Having free memory does not make a system run faster. A system will run the fastest if all real memory is in use. Let me explain.. Say you have 1GB of RAM and 2GB of swap. Say you have a set of services (httpd/ftpd/sshd/etc) that run on your system that in total initially allocate 200MB of RAM. When you first boot your system you would probably see the "MemFree:" at around 800MB. Of course when these services open/read/write/close files they allocate more memory to work with the data. After a typical program is finished working with this newly allocated area it unallocates it so some other program (or the system) can use that area for something else. In Linux this will not get put back into the "MemFree" area but it will be cached so that if that program (or another program) wants to access that same file/data then it doesn't have to go back to the slow disk drive to get it, it can pull it straight out of fast RAM. That's why on a good running Linux system you will usually see very little in the "MemFree:" section of /proc/meminfo, you will also see very little swap used, and a good chunk in the "Cached" (and related) columns.

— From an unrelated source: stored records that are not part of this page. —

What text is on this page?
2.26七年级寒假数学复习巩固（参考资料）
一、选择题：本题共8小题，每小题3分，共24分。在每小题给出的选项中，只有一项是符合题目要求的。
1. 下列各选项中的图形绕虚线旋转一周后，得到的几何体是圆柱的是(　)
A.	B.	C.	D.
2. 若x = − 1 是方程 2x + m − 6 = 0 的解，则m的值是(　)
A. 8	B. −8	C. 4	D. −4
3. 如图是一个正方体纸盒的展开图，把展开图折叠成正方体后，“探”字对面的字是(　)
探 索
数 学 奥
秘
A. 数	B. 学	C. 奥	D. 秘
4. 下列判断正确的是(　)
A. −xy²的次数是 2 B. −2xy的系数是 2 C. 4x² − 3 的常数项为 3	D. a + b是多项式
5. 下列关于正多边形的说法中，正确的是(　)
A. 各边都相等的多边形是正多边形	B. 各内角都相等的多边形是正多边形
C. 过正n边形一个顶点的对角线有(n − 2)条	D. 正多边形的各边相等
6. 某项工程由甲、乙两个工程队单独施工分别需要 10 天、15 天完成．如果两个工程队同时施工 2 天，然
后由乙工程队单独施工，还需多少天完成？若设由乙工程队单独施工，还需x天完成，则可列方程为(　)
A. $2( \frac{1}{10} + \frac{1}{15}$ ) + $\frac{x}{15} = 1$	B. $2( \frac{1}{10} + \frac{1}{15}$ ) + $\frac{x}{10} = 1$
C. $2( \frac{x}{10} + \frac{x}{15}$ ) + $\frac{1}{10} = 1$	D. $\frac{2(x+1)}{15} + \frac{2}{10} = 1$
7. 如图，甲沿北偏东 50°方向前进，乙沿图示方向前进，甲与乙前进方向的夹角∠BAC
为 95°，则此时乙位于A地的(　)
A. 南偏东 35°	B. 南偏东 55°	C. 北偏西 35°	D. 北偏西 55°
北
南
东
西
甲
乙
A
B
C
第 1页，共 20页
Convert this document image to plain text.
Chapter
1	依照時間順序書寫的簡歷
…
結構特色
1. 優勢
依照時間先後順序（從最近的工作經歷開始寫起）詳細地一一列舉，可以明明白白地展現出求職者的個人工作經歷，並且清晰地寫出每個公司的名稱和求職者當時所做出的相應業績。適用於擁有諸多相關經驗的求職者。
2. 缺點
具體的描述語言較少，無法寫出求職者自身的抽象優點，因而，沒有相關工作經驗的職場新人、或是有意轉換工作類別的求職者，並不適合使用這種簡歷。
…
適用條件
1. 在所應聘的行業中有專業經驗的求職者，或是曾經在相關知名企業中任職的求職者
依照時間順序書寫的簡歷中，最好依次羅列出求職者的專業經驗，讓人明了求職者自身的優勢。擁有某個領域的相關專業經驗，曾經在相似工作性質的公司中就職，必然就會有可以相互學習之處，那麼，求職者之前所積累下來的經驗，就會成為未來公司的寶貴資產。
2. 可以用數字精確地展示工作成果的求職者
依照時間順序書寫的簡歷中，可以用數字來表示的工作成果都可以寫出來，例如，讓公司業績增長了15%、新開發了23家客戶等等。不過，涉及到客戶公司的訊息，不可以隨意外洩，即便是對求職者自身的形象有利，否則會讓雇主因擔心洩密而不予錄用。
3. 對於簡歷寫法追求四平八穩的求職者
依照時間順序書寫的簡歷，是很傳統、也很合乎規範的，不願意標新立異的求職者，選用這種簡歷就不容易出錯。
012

What kills Linux and UNIX systems is when programs have to allocate more RAM than you actually have and have to page memory in and out to swap in order to do their work. It's that paging (swapping) that will bring your system to a crawl because you are using slow disk in place of fast real memory. Now, one time swaps also usually aren't a big deal, it's when you get into "thrashing" that it becomes painful. This is where you will see continual paging going on. You need to use tools like "iostat" and "vmstat" (see si and so columns in vmstat). For instance:
# vmstat 5
You want to see "0" in the si and so columns. The bigger the numbers get the more swapping is going on. Of course memory is not the only bottleneck that can cause a system to be slow. Disk I/O, disk bandwidth, properly partitioned for speed. CPU speed and number of CPUs, poorly tuned applications, network interfaces, internal/external network issues, etc. This can all be figured out using the available system tools like top, vmstat, iostat, free, sar, netstat, snmp graphing tools, etc. I personally like to graph all of these variables so I can spot trends which makes it easier to pinpoint a problem when it occurs. Here is an example of a custom graph that I create:
In the above graph I have it set up so everything less than 0 is swap and everything greater than 0 is real memory. The black lines are the total (total swap space and total real memory). The white area just below the top black line represents what programs have allocated the white area just above the bottom black line represents swap in use. The very light green just above 0 represents "MemFree:" from /proc/meminfo. This particular server was rebooted near the beginning of the graph (left side) and you can see right after it came up there was the most light green MemFree. As the system was used you can see the MemFree slowly is replaced by Cached but the amount of memory that programs needed stays constant throughout the graph. Toward the right side you can see some swap is being used but it's not a state where the system in constantly swapping in and out (you can't really see that on a memory graph like this and have to use a tool like vmstat to see).
To be honest I can't really explain why any swap at all was allocated when there is plenty of cached memory available that could have been given up rather than swapping. The only thing I can think of is that the system detected areas of allocated memory that never see any action and swapped them to disk so more memory would be available for cache, something that does get used. That is just speculation on my part though.